Under PDPM, CMS has broken the singular nursing component of RUG-IV into two separate components – Nursing and Non-Therapy Ancillary (NTA) – to adeptly account for the wide-ranging variations within the skilled population.

What are the criteria used to determine an SLP Case Mix Group?

The SLP component uses the patient’s PDPM clinical category, cognitive function, the presence of an SLP related comorbidity, and the presence of a swallowing disorder or a mechanically- altered diet to assign a resident to an SLP component group.

What is the Katz scale?

STRENGTHS AND LIMITATIONS: The Katz ADL Index assesses basic activities of daily living. It does not assess more advanced activities of daily living.

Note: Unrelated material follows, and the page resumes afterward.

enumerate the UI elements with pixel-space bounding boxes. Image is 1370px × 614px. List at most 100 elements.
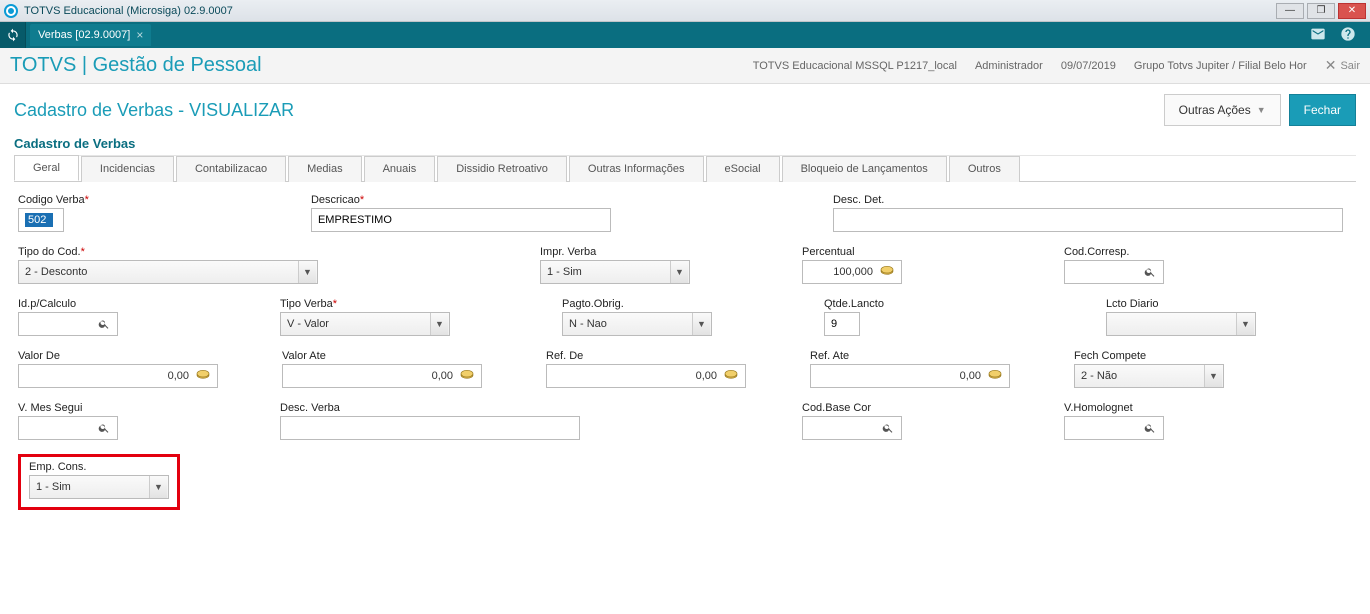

Katz developed another scale for instrumental activities of daily living such as heavy housework, shopping, managing finances and telephoning.

How many ADL scoring categories are there?

The ADL score looks at four of these tasks: transfer, bed mobility, toileting, and eating.

What does a high ADL score mean?

A zero score indicates that a patient needs no staff assistance in an ADL area. A score of three indicates the patient requires total assistance in an ADL area. The ADL scores range in value from 0 to 12. Low scores indicate fewer ADL deficiencies and high score indicate more extensive deficits.